Source: Employee census


Employees who reported they had been bullied were also more likely to report they had gone to work suffering from health problems (64% compared with 42%) and were slightly less likely to report they were productive when at work and unwell. Employees who reported they had been bullied or harassed were also three times more likely than employees who did not indicate they had been bullied to report they had been injured or become ill due to work.

Bullying and harassment behaviours are also related to workplace incivility. The employee census shows that a substantial proportion of APS employees reported they had experienced workplace incivility from colleagues:

  • 24% reported at least sometimes being spoken to in an unprofessional manner
  • 23% reported at least sometimes their colleagues paid little attention to them or their ideas
  • 9% reported their colleagues at least sometimes made demeaning or derogatory comments about them.

Workplace incivility was, unfortunately, not limited to co-workers. Although less frequent, employee census respondents felt their supervisors also engaged in uncivil behaviour:

  • 10% of respondents reported that at least sometimes their supervisor spoke to them in unprofessional terms
  • 16% reported that at least sometimes their supervisor paid little attention to their ideas
  • 5% reported that sometimes their supervisor made demeaning or derogatory remarks about them.

Although not as extreme as harassment or bullying behaviour, perceived workplace incivility has a similar effect on employee engagement.

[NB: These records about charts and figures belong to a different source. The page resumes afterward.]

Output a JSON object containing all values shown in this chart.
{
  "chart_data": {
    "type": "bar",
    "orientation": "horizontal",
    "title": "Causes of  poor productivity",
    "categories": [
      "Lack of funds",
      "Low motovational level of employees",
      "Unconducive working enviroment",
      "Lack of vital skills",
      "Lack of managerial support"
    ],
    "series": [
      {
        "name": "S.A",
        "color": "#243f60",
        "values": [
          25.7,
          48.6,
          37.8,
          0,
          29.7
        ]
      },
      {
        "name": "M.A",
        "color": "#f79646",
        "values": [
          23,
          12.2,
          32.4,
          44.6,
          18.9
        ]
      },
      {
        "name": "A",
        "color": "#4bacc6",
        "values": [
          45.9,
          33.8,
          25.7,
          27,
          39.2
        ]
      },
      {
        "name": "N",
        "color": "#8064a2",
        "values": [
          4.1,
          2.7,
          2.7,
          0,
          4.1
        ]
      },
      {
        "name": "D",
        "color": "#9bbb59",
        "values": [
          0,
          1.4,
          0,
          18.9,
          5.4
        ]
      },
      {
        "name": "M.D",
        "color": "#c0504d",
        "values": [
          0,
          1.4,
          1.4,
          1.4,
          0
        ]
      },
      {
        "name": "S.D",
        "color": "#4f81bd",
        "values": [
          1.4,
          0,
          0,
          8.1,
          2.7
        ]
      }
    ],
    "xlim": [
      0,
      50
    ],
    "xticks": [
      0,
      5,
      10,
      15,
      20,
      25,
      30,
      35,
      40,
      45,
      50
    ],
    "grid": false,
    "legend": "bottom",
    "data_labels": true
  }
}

In 2012–13, 88 agencies had fully developed policies in place on how to respond to reports of workplace bullying. Only three agencies did not have such a policy. Specific bullying prevention programs had also been implemented in 56 agencies, including Harassment Contact Officer networks, workplace respect programs and fact sheets on workplace bullying and harassment.


7 Claim rate data is only analysed for agencies with more than 500 employees to avoid the distortion that can occur when agencies with a small number of employees are included in the analysis. Given the nature of the data, year-on-year acceptance rates for injury claims cannot be calculated. That is, as claims can be received in one year and accepted or not in another, it is not possible to determine how many of the claims received in any given year were accepted.

8 R Karasek, ‘Lower Health Risk with Increased Job Control among White Collar Workers’, Journal of Organizational Behavior, (1990), vol. 11, no. 3, pp. 171–185.

9 Job demand refers to issues such as job design and workload, while control refers to the amount of autonomy employees have over their work (that is, decision making).

10 R Karasek, ‘Job Demands, Job Decision Latitude, and Mental Strain: Implications for Job Redesign’, Administrative Science Quarterly, (1979), vol. 24, no. 2, pp. 285–308.

11 CJ Mackay, R Cousins, PJ Kelly, S Lee and RH McCaig, ‘“Management Standards” and Work Related Stress in the UK: Policy Background and Science’, Work and Stress, (2004), vol. 18, no. 2, pp. 91–112.

12 Comcare, Working Well: An Organisational Approach to Preventing Psychological Injury, Commonwealth of Australia, Canberra, (2008); Comcare, Beyond Working Well: A Better Practice Guide, Commonwealth of Australia, Canberra, (2009).

13 Medibank, Sick at Work: The Cost of Presenteeism to your Business and the Economy, Sydney (2011).

14 Australian Public Service Commission and Comcare, As One, Working Together: Promoting Mental Health and Wellbeing at Work, Commonwealth of Australia, Canberra, (2013).

15 Employees responding to this question are provided with this definition of harassment and bullying: For the purpose of this survey, workplace harassment entails offensive, belittling or threatening behaviour directed at an individual or group of APS employees. The behaviour is unwelcome, unsolicited, usually unreciprocated and usually (but not always) repeated. While there is no standard definition of workplace bullying, it is generally used to describe repeated workplace behaviour that could reasonably be considered to be humiliating, intimidating, threatening or demeaning to an individual or group of individuals. It can be overt or covert.

16 New South Wales Public Service Commission, How it is: State of the NSW Public Sector, State of New South Wales, Sydney, (2012).

17 Employees were able to select more than one option.